I think it is not so much the order in which these events occur, rather, that there needs to be a deep and underlying love to establish the trust needed to "go there" -- wherever "there" may be. To that end, Louise, I think you have written the love very effectively, from Ellery's first "I have a theory--we're falling in love"; to Edna saying to Ennis, "He loves you very much" and Ennis being able to answer, "I know, he tells me all the time"; to most recently (and this is one of my most favorite lines in recent chapters), "You are precious to me." To me, it is that love that is more representative of Ennis's growth and unfolding, more than the sex (although the sex works, too).

This is probably going to sound like heresy to some people, but I think we have gotten to the point where Ennis loves Ellery more than he loved Jack...or maybe, to phrase it better, more completely. The point he is at now is exploring how to share a life with Ellery, something he never did with Jack. As I wrote in my story, Ennis and Jack were fuckbuddies who got together 2 or 3 times a year...fuckbuddies in love, yes, but there was no basis to their relationship other than that. He has matured, with Ellery, to the point that there is a relationship which transcends the sexual component.

L

louisev:
Well, I don't know that it is "heresy."  He could not conceive of living with a man, due to his traumatic upbringing, in 1967.  After losing Jack, after losing his own home, family, profession, and sitting in a room for two years, hanging on to bare existence with his fingernails, he had to change his conceptions.  I think with this new relationship he has a context and more than that, PERMISSION to love, that he had not been granted in his relationship with Jack.  So rather than thinking of it as "loving him more than he loved Jack", he is able to express himself in ways he did not have before, lacking the experience in doing so.  If he knew how, when he and Jack reunited after those four years, he would have expressed it then, but he did not know how.

MaineWriter:
The people who think that it can only be Ennis and Jack would be the ones who would think it is heresy that not only does Ennis love someone else, he loves him more. Your phrase "he is able to express himself in ways he did not have before" is probably better and what I was trying to get at with "loves more completely."

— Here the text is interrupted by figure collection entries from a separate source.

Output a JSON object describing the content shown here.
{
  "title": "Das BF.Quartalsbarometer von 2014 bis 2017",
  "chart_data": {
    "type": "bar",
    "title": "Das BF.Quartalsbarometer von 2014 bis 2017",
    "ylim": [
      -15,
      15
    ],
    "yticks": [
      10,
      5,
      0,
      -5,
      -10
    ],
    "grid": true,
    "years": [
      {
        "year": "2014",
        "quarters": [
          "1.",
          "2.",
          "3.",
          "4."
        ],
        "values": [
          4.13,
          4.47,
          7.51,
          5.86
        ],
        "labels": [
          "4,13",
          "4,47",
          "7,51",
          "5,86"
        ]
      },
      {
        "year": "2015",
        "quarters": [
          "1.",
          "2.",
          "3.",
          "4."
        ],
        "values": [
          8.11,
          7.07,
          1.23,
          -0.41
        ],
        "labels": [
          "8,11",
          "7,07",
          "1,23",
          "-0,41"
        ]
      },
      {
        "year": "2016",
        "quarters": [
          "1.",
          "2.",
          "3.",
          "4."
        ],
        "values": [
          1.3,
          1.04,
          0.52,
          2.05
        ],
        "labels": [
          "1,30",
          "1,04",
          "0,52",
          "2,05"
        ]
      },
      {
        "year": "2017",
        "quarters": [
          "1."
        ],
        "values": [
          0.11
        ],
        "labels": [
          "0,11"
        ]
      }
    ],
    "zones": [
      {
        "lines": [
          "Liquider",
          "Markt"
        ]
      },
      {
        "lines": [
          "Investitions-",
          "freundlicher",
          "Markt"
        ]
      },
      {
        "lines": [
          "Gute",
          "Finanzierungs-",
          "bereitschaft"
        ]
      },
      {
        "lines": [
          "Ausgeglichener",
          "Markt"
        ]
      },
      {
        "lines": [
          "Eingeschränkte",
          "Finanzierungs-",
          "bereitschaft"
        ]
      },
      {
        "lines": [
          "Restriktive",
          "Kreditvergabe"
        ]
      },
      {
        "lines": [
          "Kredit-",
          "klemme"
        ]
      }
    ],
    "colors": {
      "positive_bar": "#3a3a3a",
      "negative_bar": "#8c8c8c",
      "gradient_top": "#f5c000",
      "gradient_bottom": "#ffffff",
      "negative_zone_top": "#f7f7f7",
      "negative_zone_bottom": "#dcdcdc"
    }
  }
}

I wonder, if Ennis had been able to get together with Jack in 1967, would it have worked? A large part of me says no, since I don't think either of them had the maturity, at that point, to face what would have been very high barriers. That is part of the reason I set my story in 1976. I know there are fics that have them getting together in 1967 (I even read a few paragraphs of one that had Jack objecting at Ennis's wedding...that would have been 1963). To me, that is implausible for many reasons but mostly because of the emotional maturity issue that is not being addressed.

To keep this on your story, Louise, I think you address all these issues very well.